The alternating harmonic series 1 − 1/2 + 1/3 − 1/4 + ⋯ converges to ln 2. If the terms are rearranged so that two positive terms always precede one negative term (e.g., 1 + 1/3 − 1/2 + 1/5 + 1/7 − 1/4 + ⋯), what can we conclude about the rearranged series?
AIt still converges to ln 2, because the same terms are present
BIt diverges, because the terms are out of order
CIt converges to a different value, approximately (3/2) ln 2
DIt cannot converge because rearranging an infinite series always destroys convergence
This is an instance of the Riemann rearrangement theorem: a conditionally convergent series can be rearranged to converge to any real value. The alternating harmonic series is conditionally convergent (∑1/n diverges, so it is not absolutely convergent), so rearrangements can produce different sums. The two-positive-one-negative rearrangement converges to (3/2) ln 2 ≈ 1.04 rather than ln 2 ≈ 0.69. Option A is the most tempting error — the naive intuition that 'same terms = same sum' fails for infinite series when convergence is only conditional.
Question 2 Multiple Choice
Which of the following series can safely be rearranged into any order without changing its sum?
A∑(−1)ⁿ/n (the alternating harmonic series)
B∑(−1)ⁿ/n² (an alternating series whose absolute value also converges)
C∑(−1)ⁿ (the alternating series of ±1, which diverges)
D∑1/n (the harmonic series, which diverges to infinity)
Only absolutely convergent series are guaranteed to be rearrangement-invariant. ∑(−1)ⁿ/n² is absolutely convergent because ∑1/n² = π²/6 < ∞. Rearranging its terms always produces the same sum. By contrast, ∑(−1)ⁿ/n is only conditionally convergent (∑1/n diverges), so by Riemann's theorem it can be rearranged to any target value. The other two options diverge outright, so the question of rearrangement-invariance doesn't apply in the usual sense.
Question 3 True / False
If ∑aₙ converges absolutely, then ∑aₙ also converges in the ordinary sense.
TTrue
FFalse
Answer: True
Absolute convergence implies convergence. The proof uses the Cauchy criterion: since ∑|aₙ| converges, for any ε > 0 the tail sum ∑_{k=m}^{n} |aₖ| → 0, and since |∑aₖ| ≤ ∑|aₖ|, the partial sums of ∑aₙ form a Cauchy sequence and therefore converge. The converse is false — the alternating harmonic series converges but not absolutely.
Question 4 True / False
If ∑aₙ converges, then ∑|aₙ| also converges.
TTrue
FFalse
Answer: False
This is the classic false converse. The alternating harmonic series ∑(−1)ⁿ/n converges (to ln 2, by the alternating series test), but ∑|(−1)ⁿ/n| = ∑1/n is the harmonic series, which diverges. Convergence of ∑aₙ only implies absolute convergence when there is no cancellation structure exploiting the sign pattern — in general, alternating signs can carry a series to a finite limit even when the terms are too large for absolute convergence.
Question 5 Short Answer
Why does absolute convergence protect a series from the effects of rearrangement, while conditional convergence does not?

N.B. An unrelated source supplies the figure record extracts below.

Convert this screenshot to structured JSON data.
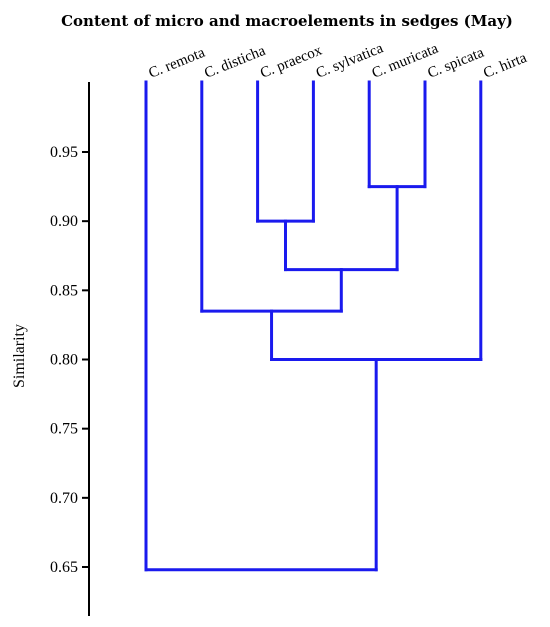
{
  "chart_data": {
    "type": "dendrogram",
    "title": "Content of micro and macroelements in sedges (May)",
    "ylabel": "Similarity",
    "yticks": [
      0.95,
      0.9,
      0.85,
      0.8,
      0.75,
      0.7,
      0.65
    ],
    "ytick_labels": [
      "0.95",
      "0.90",
      "0.85",
      "0.80",
      "0.75",
      "0.70",
      "0.65"
    ],
    "ylim": [
      0.615,
      0.995
    ],
    "leaves": [
      "C. remota",
      "C. disticha",
      "C. praecox",
      "C. sylvatica",
      "C. muricata",
      "C. spicata",
      "C. hirta"
    ],
    "merges": [
      {
        "left": "C. praecox",
        "right": "C. sylvatica",
        "similarity": 0.9
      },
      {
        "left": "C. muricata",
        "right": "C. spicata",
        "similarity": 0.925
      },
      {
        "left": "C. praecox + C. sylvatica",
        "right": "C. muricata + C. spicata",
        "similarity": 0.865
      },
      {
        "left": "C. disticha",
        "right": "C. praecox + C. sylvatica + C. muricata + C. spicata",
        "similarity": 0.835
      },
      {
        "left": "C. disticha + C. praecox + C. sylvatica + C. muricata + C. spicata",
        "right": "C. hirta",
        "similarity": 0.8
      },
      {
        "left": "C. remota",
        "right": "C. disticha + C. praecox + C. sylvatica + C. muricata + C. spicata + C. hirta",
        "similarity": 0.648
      }
    ],
    "line_color": "#1a1aee",
    "grid": false
  }
}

Think about your answer, then reveal below.
Model answer: In an absolutely convergent series, the positive and negative parts each converge independently to finite values. Rearranging terms cannot change the total because both sub-sums are locked in. In a conditionally convergent series, the positive terms alone diverge to +∞ and the negative terms alone diverge to −∞; the finite sum arises entirely from the balance between these two diverging components. By choosing a rearrangement that front-loads more positive (or more negative) terms, one can tip this balance arbitrarily, driving partial sums toward any target value or to infinity.
The Riemann rearrangement theorem is constructive: to rearrange ∑(−1)ⁿ/n toward a target T, take positive terms until the partial sum exceeds T, then take negative terms until it dips below T, and repeat. Since both the positive and negative sub-series diverge, this process never runs out of terms, and the oscillations shrink to zero because individual terms aₙ → 0. The key mechanism — inexhaustible supplies of both positive and negative terms — is exactly what absolute convergence rules out.